Brad Hossack, international vice president, international regulatory affairs, Boston Scientific Corporation. Hossack has been in regulatory for more than 20 years, spending the past 11 years at Boston Scientific. His focus has been on international markets, with responsibility for all international regulatory activities outside the US. Hossack’s regulatory career has covered the areas of hazardous goods, medical devices, diagnostics, pharmaceutical and biologics products, always focusing on international markets. Hossack holds a BSc (Hons) from the University of Guelph, Canada.
Patrick Johnson, senior director, regulatory affairs, Medtronic Neuromodulation, has more than 20 years experience in the pharmaceutical and medical device industries, across a variety of pharmaceutical dosage forms and medical devices including combination products. Johnson has more than 15 years of regulatory experience with responsibilities spanning local, state, federal and international regulatory agency requirements. He is currently responsible for deep brain stimulation and emerging therapies within Medtronic Neuromodulation.

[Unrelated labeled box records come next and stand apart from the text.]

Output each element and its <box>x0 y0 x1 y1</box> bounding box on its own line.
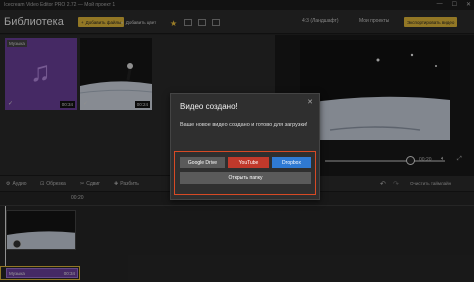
dropbox-button[interactable]: Dropbox <box>272 157 311 168</box>
youtube-button[interactable]: YouTube <box>228 157 269 168</box>
app-window: Icecream Video Editor PRO 2.72 — Мой про… <box>0 0 474 282</box>
video-created-dialog: Видео создано! ✕ Ваше новое видео создан… <box>170 93 320 200</box>
close-icon[interactable]: ✕ <box>307 98 313 106</box>
dialog-title: Видео создано! <box>180 102 238 111</box>
google-drive-button[interactable]: Google Drive <box>180 157 225 168</box>
dialog-message: Ваше новое видео создано и готово для за… <box>180 122 308 128</box>
open-folder-button[interactable]: Открыть папку <box>180 172 311 184</box>
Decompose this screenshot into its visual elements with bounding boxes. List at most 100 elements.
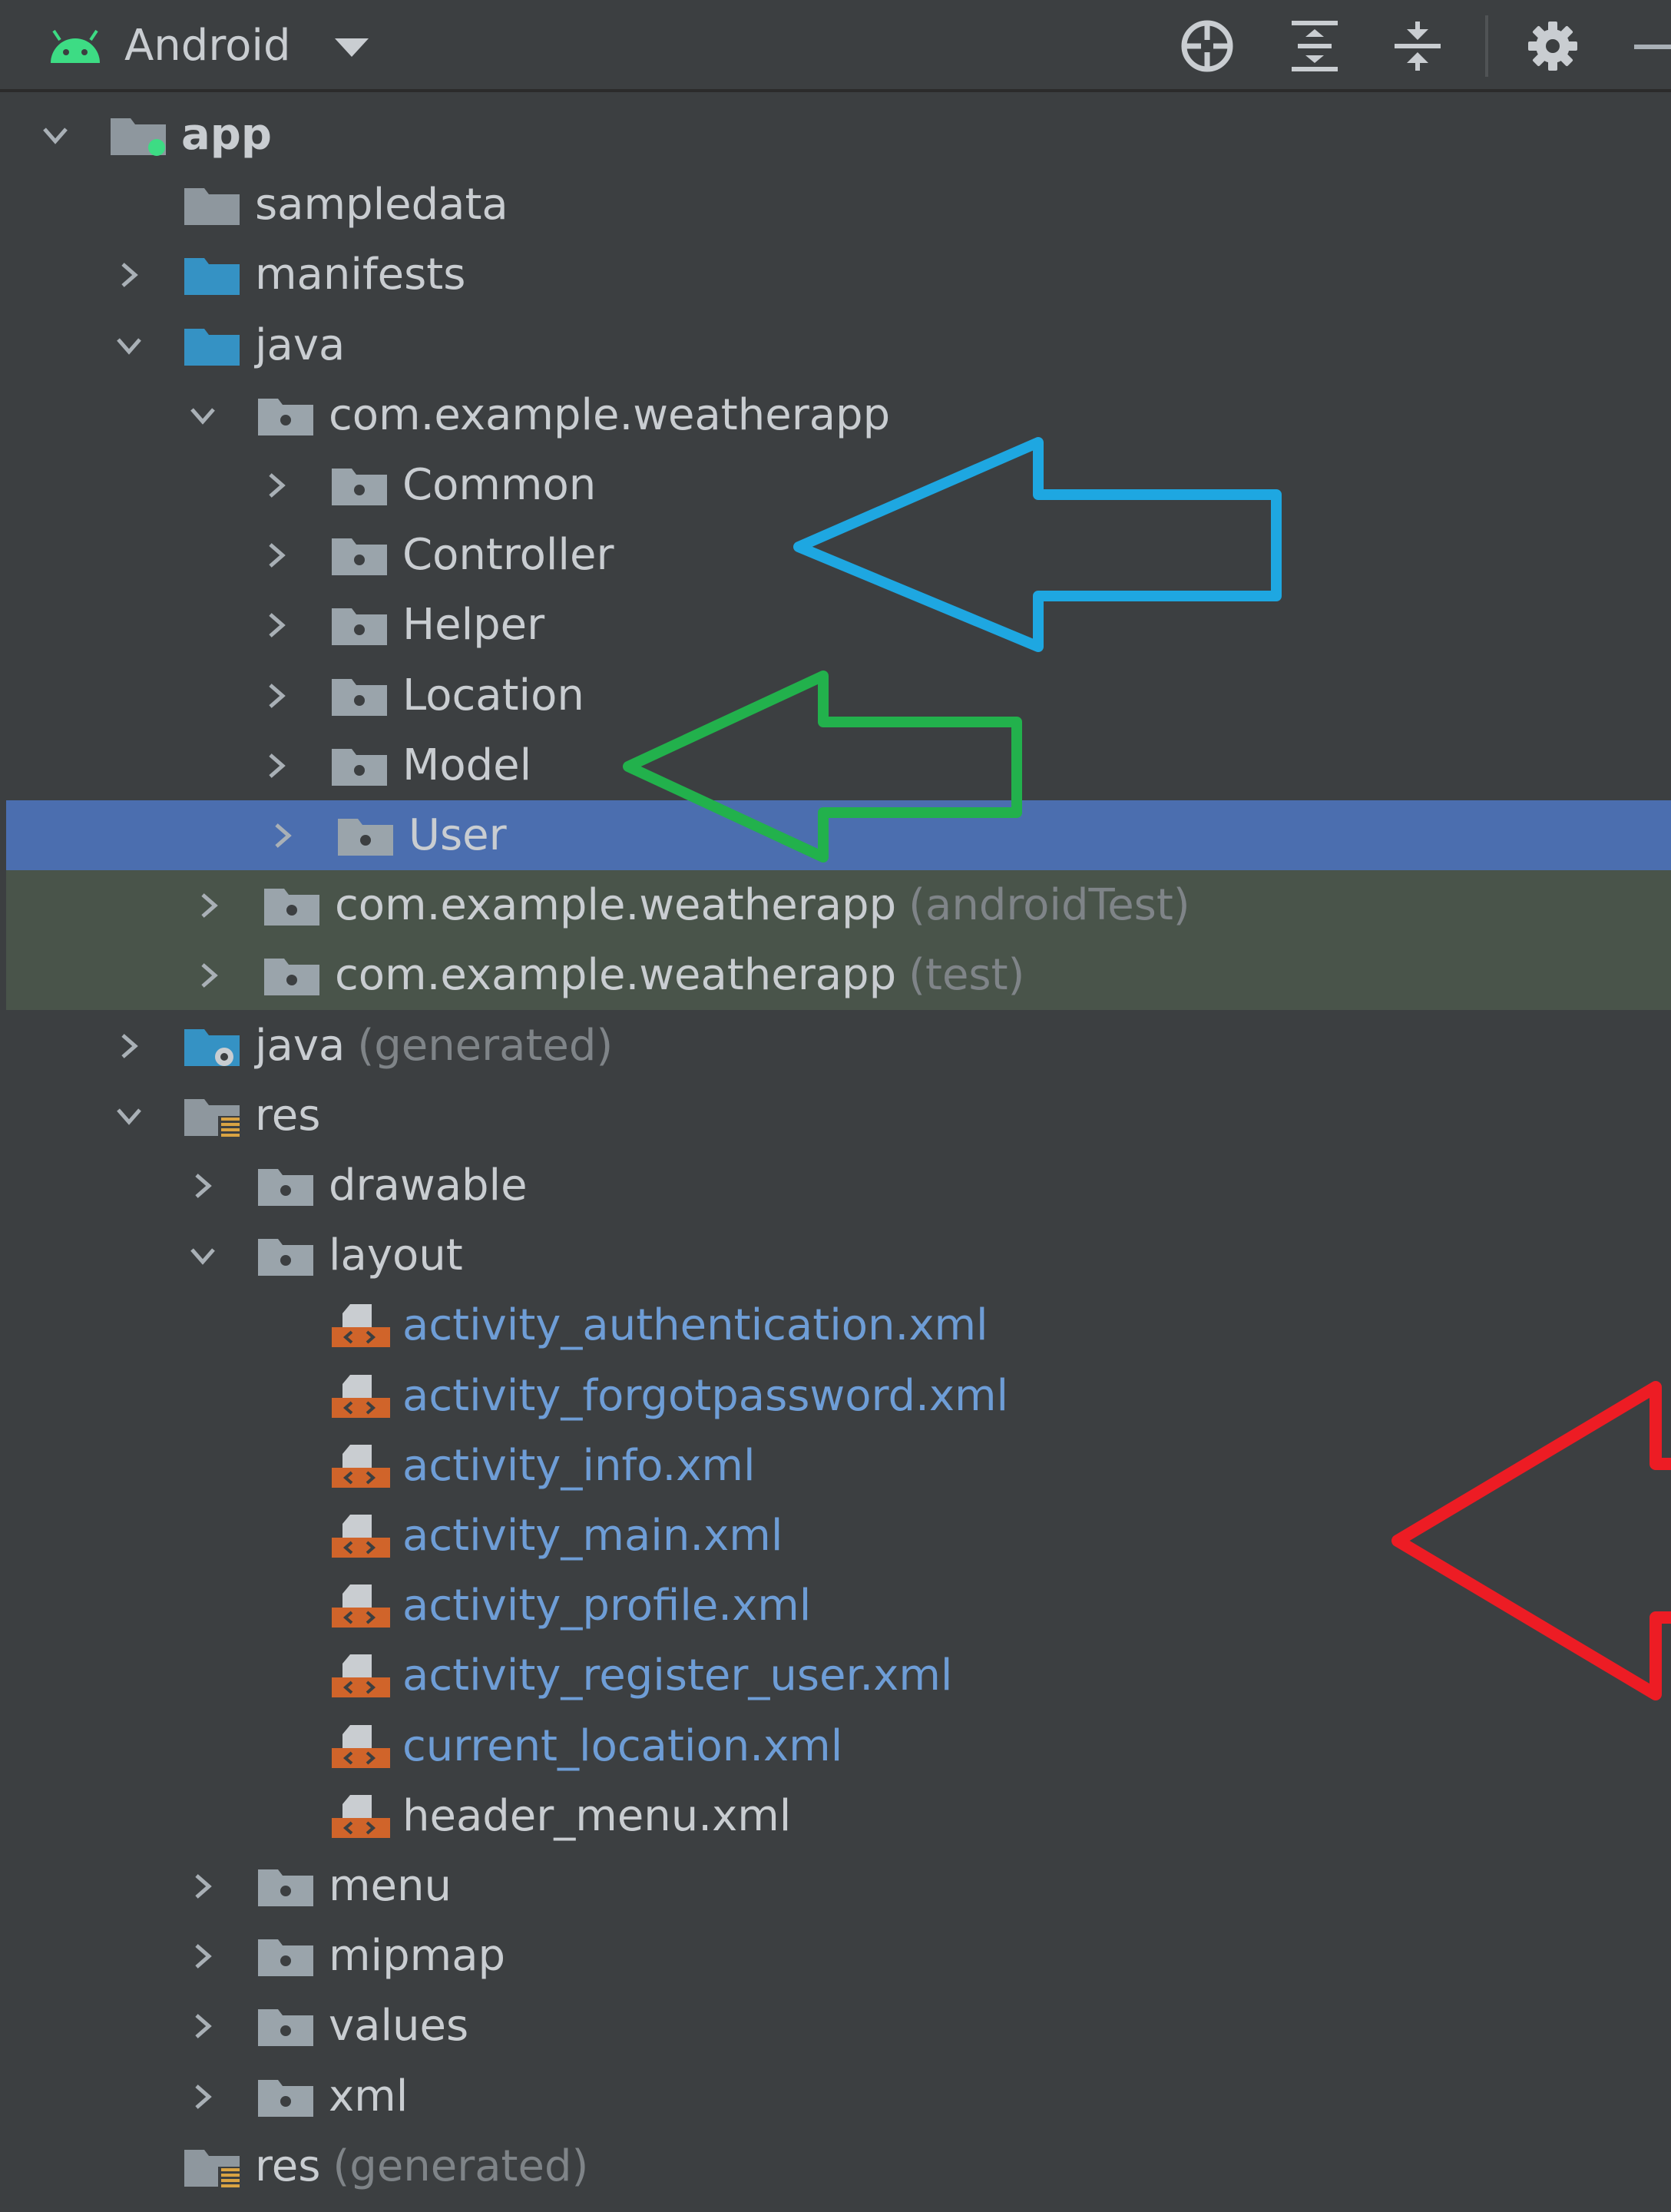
- tree-item-name: res: [255, 2141, 321, 2191]
- tree-item-name: current_location.xml: [402, 1720, 843, 1771]
- chevron-right-icon[interactable]: [261, 610, 292, 641]
- tree-item-label: java (generated): [255, 1018, 613, 1074]
- chevron-down-icon[interactable]: [187, 400, 218, 431]
- chevron-right-icon[interactable]: [114, 260, 144, 290]
- tree-row[interactable]: res: [0, 1081, 1671, 1151]
- tree-row[interactable]: sampledata: [0, 170, 1671, 240]
- tree-row[interactable]: activity_authentication.xml: [0, 1290, 1671, 1360]
- chevron-right-icon[interactable]: [261, 750, 292, 781]
- tree-item-label: com.example.weatherapp (test): [335, 948, 1024, 1003]
- tree-row[interactable]: java: [0, 310, 1671, 380]
- chevron-right-icon[interactable]: [187, 1941, 218, 1972]
- tree-row[interactable]: activity_forgotpassword.xml: [0, 1361, 1671, 1431]
- tree-item-label: com.example.weatherapp (androidTest): [335, 878, 1190, 933]
- tree-item-label: Location: [402, 668, 584, 724]
- tree-row[interactable]: com.example.weatherapp (androidTest): [6, 870, 1671, 941]
- source-folder-icon: [184, 328, 240, 366]
- tree-item-label: activity_register_user.xml: [402, 1648, 952, 1704]
- tree-row[interactable]: Model: [0, 730, 1671, 800]
- tree-item-name: header_menu.xml: [402, 1790, 792, 1841]
- tree-row[interactable]: activity_main.xml: [0, 1501, 1671, 1571]
- tree-item-label: activity_main.xml: [402, 1508, 783, 1564]
- locate-icon[interactable]: [1180, 18, 1235, 74]
- tree-row[interactable]: Common: [0, 450, 1671, 520]
- expand-all-icon[interactable]: [1287, 18, 1342, 74]
- tree-item-label: activity_forgotpassword.xml: [402, 1369, 1008, 1424]
- package-icon: [332, 469, 387, 505]
- collapse-all-icon[interactable]: [1390, 18, 1445, 74]
- chevron-right-icon[interactable]: [194, 890, 224, 921]
- chevron-right-icon[interactable]: [261, 540, 292, 571]
- tree-item-name: manifests: [255, 250, 466, 300]
- package-icon: [332, 748, 387, 786]
- tree-row[interactable]: activity_info.xml: [0, 1431, 1671, 1501]
- tree-row[interactable]: com.example.weatherapp: [0, 380, 1671, 450]
- chevron-right-icon[interactable]: [261, 470, 292, 501]
- tree-item-name: layout: [329, 1230, 463, 1281]
- tree-item-label: java: [255, 318, 345, 373]
- xml-layout-icon: [332, 1515, 390, 1558]
- chevron-down-icon[interactable]: [114, 1101, 144, 1131]
- minimize-icon[interactable]: [1634, 45, 1671, 49]
- tree-row[interactable]: header_menu.xml: [0, 1781, 1671, 1851]
- xml-layout-icon: [332, 1654, 390, 1698]
- package-icon: [258, 1239, 313, 1277]
- android-icon: [51, 29, 100, 63]
- tree-row[interactable]: Location: [0, 661, 1671, 730]
- xml-layout-icon: [332, 1794, 390, 1838]
- package-icon: [264, 959, 319, 996]
- tree-row[interactable]: mipmap: [0, 1921, 1671, 1991]
- tree-item-label: User: [409, 808, 507, 863]
- tree-row[interactable]: manifests: [0, 240, 1671, 310]
- tree-item-name: menu: [329, 1861, 452, 1911]
- dropdown-icon[interactable]: [333, 37, 370, 58]
- tree-item-name: Helper: [402, 600, 545, 651]
- tree-row[interactable]: activity_profile.xml: [0, 1571, 1671, 1641]
- xml-layout-icon: [332, 1304, 390, 1348]
- chevron-right-icon[interactable]: [267, 820, 298, 851]
- chevron-down-icon[interactable]: [40, 120, 71, 151]
- chevron-right-icon[interactable]: [187, 2081, 218, 2112]
- chevron-down-icon[interactable]: [114, 330, 144, 361]
- tree-row[interactable]: res (generated): [0, 2131, 1671, 2201]
- tree-row[interactable]: com.example.weatherapp (test): [6, 940, 1671, 1011]
- package-icon: [258, 2079, 313, 2117]
- tree-row[interactable]: menu: [0, 1851, 1671, 1921]
- tree-row[interactable]: java (generated): [0, 1011, 1671, 1081]
- tree-row[interactable]: values: [0, 1991, 1671, 2061]
- tree-row[interactable]: Helper: [0, 590, 1671, 660]
- tree-item-label: mipmap: [329, 1929, 505, 1984]
- tree-item-name: xml: [329, 2071, 409, 2121]
- tree-item-name: activity_profile.xml: [402, 1581, 812, 1631]
- tree-item-label: xml: [329, 2069, 408, 2124]
- resource-folder-icon: [184, 2149, 241, 2188]
- tree-row[interactable]: drawable: [0, 1151, 1671, 1220]
- tree-item-name: sampledata: [255, 180, 508, 230]
- package-icon: [332, 538, 387, 576]
- tree-row[interactable]: current_location.xml: [0, 1711, 1671, 1781]
- tree-item-name: com.example.weatherapp: [335, 880, 897, 931]
- tree-row[interactable]: xml: [0, 2061, 1671, 2131]
- chevron-right-icon[interactable]: [187, 2011, 218, 2041]
- chevron-right-icon[interactable]: [114, 1031, 144, 1061]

Mark Kramer, RAC, president, Regulatory Strategies Inc., has more than 20 years experience in the medical device industry, including 17 years with the US FDA, where he held a variety of review and management positions in the Center for Devices and Radiological Health’s Office of Device Evaluation. He served as the director of the Office of Combination Products from its establishment in 2002 until 2007. Most recently, Kramer served as an executive in regulatory affairs at GE Healthcare before starting his own consulting company. He holds an MS in biomedical engineering from Rensselaer Polytechnic Institute. Kramer serves on the Board of Directors of the Regulatory Affairs Professional Society (RAPS), and is the founder and chair of the Wisconsin RAPS Chapter.